So here’s a question: what country has, at the moment, one of the strongest banking systems in the world?
Everyone who said Lebanon, pat yourself on the back.
Today’s LA Times profiles Riad Toufic Salame, the Lebanese counterpart to Ben Bernanke. Salame made the unpopular (at the time) decision in 2005 to forbid Lebanese banks to invest in mortgage-backed securities.
In 2005, he defied pressure from the Lebanese business community and bucked international trends to issue what now looks like a prophetic decree: a blanket order barring any bank in his country from investing in mortgage-backed securities, which contributed to the most dramatic collapse of financial institutions since the Great Depression.
So as major banks in America and Europe were shuttered or partly nationalized and thousands of people in the U.S. financial sector were laid off, Lebanon’s banks had one of their best years ever.

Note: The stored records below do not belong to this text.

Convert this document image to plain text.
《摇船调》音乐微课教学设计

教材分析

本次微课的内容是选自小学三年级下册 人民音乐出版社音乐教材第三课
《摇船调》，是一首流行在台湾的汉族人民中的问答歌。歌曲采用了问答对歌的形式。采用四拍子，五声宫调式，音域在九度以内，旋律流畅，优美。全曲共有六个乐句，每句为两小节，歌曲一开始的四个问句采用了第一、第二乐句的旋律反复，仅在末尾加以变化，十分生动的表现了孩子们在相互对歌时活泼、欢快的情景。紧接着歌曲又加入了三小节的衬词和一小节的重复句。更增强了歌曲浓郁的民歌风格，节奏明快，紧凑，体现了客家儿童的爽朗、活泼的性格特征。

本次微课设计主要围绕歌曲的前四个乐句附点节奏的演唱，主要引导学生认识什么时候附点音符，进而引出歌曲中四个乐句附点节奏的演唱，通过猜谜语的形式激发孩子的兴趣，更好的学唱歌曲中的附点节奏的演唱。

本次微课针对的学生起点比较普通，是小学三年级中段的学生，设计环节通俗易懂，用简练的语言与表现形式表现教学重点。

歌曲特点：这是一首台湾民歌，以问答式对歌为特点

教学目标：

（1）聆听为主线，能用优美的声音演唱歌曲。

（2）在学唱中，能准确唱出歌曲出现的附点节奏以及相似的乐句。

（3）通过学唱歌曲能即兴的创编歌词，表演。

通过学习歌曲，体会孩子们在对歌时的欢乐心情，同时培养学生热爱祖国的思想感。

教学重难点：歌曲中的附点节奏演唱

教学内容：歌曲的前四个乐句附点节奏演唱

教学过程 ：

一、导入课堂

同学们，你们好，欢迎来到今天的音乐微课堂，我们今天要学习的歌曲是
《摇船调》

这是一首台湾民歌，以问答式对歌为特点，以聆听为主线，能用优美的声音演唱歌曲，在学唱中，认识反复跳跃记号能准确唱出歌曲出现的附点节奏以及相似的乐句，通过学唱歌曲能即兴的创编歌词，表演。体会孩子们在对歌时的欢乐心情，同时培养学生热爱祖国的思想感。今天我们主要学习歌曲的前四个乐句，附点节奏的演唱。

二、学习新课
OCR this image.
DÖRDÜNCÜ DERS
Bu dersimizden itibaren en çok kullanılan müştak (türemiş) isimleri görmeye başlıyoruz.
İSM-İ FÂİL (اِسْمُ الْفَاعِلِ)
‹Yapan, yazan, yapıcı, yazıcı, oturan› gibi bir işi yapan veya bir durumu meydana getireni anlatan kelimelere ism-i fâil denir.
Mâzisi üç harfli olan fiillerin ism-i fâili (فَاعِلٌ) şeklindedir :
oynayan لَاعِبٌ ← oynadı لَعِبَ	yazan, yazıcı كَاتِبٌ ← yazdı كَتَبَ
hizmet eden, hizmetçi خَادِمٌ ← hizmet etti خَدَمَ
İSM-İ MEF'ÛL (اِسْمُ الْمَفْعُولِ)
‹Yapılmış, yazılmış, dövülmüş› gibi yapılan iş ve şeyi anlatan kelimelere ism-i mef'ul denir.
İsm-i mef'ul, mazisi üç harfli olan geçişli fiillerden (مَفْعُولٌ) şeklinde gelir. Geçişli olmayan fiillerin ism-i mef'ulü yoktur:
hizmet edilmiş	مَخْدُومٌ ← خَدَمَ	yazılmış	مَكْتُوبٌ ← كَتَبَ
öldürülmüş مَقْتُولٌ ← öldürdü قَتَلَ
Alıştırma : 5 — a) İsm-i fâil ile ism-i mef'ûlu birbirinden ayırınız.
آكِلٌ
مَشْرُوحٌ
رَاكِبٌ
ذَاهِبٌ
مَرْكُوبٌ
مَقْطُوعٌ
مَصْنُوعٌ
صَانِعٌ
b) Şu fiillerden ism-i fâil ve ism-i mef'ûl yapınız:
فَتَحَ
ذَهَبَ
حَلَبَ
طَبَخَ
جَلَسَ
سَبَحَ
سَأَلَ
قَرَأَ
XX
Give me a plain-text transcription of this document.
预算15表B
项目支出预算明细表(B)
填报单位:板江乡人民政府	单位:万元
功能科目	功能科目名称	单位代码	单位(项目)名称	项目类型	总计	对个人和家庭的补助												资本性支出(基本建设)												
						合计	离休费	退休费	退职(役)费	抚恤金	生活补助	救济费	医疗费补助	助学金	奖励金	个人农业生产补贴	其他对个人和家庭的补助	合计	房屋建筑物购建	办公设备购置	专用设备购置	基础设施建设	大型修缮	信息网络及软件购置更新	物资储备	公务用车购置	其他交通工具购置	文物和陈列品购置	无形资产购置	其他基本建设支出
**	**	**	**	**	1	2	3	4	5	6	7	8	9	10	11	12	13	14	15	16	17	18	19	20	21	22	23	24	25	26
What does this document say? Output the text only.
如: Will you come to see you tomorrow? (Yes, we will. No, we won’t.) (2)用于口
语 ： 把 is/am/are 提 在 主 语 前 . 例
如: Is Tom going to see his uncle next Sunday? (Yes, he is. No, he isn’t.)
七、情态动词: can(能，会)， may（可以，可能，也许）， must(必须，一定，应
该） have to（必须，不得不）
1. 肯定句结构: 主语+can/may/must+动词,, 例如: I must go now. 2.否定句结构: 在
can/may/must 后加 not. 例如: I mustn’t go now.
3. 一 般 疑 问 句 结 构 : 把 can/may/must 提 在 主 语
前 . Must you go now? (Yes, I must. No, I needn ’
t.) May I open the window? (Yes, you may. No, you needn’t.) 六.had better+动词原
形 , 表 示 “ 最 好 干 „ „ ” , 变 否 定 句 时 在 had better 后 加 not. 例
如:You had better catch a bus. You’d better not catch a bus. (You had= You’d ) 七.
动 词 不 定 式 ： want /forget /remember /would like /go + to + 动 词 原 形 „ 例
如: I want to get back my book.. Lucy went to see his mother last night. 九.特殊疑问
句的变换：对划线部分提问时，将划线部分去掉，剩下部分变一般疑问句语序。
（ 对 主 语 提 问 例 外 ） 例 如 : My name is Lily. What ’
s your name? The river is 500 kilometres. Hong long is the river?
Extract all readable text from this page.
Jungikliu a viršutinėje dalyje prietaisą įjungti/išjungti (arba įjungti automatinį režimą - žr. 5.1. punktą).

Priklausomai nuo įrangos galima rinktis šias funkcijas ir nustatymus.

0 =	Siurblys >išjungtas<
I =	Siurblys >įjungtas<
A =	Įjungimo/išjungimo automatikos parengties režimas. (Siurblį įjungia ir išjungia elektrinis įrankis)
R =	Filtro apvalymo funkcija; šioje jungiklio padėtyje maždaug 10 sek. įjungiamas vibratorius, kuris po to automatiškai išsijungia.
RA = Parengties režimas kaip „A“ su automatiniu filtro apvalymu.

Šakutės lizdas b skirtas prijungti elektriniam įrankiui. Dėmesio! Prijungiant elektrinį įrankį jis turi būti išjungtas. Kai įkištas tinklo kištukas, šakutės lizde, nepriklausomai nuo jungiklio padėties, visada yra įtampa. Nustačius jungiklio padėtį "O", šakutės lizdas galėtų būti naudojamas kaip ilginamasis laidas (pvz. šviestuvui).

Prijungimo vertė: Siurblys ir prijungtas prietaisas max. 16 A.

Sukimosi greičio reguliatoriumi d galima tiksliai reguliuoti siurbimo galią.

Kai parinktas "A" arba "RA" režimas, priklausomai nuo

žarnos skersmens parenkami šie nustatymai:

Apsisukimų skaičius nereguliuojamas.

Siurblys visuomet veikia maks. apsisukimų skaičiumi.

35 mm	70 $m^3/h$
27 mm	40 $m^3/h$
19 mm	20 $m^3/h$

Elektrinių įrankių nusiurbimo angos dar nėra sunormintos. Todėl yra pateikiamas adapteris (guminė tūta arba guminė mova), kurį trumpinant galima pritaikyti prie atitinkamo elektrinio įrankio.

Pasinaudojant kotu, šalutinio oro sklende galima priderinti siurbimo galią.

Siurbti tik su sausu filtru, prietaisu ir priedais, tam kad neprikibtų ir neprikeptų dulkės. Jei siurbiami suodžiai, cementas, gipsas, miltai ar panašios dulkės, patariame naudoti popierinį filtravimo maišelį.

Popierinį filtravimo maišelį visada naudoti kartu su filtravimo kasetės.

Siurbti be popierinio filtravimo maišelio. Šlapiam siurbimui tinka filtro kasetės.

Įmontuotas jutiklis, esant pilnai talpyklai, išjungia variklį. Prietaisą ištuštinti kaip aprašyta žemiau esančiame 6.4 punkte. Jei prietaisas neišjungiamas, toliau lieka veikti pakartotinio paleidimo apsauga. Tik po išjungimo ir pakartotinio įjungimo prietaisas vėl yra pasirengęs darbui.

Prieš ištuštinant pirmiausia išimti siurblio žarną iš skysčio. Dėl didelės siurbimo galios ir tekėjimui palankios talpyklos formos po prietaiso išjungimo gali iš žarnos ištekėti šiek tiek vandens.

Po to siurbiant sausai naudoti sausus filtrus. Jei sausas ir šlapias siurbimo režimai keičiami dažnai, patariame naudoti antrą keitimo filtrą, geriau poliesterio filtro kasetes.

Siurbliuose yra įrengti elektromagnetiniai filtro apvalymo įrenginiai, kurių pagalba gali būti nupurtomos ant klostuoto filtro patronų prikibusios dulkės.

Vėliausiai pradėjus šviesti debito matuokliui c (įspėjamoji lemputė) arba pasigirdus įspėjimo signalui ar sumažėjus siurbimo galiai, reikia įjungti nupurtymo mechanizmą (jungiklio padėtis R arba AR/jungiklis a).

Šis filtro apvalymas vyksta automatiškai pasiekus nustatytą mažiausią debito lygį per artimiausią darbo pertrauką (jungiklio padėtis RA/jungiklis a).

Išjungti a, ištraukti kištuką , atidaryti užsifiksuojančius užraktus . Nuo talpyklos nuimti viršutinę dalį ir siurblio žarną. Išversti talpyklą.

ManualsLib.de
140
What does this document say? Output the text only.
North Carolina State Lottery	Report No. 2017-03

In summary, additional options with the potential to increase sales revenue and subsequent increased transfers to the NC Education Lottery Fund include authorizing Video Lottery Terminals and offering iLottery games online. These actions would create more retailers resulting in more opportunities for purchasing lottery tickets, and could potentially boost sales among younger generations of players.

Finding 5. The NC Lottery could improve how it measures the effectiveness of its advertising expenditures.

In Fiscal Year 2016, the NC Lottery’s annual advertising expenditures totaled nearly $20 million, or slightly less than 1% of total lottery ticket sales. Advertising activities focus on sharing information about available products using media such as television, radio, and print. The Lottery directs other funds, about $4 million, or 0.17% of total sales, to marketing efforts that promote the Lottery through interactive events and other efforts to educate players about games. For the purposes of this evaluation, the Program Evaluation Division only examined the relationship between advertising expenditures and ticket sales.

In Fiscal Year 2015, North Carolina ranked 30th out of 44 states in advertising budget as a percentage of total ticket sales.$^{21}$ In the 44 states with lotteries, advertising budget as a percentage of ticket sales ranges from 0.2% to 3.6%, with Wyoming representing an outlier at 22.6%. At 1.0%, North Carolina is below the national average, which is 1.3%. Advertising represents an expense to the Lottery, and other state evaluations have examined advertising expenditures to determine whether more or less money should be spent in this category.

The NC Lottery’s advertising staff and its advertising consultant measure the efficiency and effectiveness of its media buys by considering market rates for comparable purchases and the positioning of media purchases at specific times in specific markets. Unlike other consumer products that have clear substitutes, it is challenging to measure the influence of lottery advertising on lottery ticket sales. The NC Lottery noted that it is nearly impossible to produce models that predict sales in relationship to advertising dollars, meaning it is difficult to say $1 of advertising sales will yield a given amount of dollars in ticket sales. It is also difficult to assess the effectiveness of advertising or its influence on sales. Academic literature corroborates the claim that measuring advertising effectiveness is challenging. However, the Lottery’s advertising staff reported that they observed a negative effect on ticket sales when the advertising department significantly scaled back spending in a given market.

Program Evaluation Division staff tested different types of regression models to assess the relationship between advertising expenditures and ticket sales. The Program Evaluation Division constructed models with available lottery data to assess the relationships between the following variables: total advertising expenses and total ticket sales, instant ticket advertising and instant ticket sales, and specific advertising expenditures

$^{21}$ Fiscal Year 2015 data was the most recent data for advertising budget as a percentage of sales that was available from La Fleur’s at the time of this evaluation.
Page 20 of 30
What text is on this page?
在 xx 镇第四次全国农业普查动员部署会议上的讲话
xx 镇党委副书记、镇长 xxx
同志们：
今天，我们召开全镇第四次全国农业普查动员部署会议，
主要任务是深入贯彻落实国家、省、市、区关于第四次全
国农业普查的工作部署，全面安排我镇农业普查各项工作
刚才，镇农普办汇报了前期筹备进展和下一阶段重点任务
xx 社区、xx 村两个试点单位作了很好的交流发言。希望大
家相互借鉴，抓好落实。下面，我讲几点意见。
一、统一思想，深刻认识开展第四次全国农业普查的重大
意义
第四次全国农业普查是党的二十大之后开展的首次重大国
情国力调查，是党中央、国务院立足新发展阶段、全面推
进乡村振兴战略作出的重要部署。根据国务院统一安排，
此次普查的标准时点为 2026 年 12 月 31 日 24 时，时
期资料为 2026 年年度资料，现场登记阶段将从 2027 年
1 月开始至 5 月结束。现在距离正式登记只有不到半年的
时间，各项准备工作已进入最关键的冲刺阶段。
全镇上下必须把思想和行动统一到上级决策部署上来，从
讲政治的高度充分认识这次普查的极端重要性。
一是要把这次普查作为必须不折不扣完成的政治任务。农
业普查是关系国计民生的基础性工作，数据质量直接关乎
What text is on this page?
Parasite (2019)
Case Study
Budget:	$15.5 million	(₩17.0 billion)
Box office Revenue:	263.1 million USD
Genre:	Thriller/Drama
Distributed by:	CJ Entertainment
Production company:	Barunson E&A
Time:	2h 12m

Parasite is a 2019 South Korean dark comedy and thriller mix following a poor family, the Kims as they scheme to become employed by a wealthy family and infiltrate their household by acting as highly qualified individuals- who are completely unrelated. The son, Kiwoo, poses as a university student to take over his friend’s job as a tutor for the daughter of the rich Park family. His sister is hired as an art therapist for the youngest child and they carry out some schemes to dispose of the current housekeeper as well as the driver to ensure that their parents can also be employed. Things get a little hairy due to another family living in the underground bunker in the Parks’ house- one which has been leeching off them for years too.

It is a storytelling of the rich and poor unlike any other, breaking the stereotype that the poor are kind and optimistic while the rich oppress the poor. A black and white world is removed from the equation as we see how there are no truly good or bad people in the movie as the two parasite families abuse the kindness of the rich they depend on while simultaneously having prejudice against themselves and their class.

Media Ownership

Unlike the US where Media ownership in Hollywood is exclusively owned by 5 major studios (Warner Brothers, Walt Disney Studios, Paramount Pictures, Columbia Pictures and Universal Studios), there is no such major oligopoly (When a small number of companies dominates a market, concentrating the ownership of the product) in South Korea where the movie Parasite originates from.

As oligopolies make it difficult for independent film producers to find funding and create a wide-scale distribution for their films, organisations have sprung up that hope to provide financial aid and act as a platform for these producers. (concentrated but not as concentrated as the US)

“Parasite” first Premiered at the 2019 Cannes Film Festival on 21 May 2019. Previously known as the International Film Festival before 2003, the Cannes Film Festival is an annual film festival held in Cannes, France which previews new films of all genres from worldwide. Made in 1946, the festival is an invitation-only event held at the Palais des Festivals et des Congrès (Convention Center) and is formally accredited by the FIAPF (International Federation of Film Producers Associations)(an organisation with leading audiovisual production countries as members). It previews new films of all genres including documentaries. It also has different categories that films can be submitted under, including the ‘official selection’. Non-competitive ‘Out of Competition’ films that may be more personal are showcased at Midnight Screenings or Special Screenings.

Billions in cash continue to pour in to the relative safety of Lebanese savings accounts, with comfy but not extravagant yields of 6%. A nation shunned for years as the quintessential failed state has become a pretty safe bet, or as safe a bet as investors are likely to find in this climate.
Here’s the thing: lots of people knew that mortgage-backed securities were crap.
Sadly, none of them in this country had the power to do anything about it.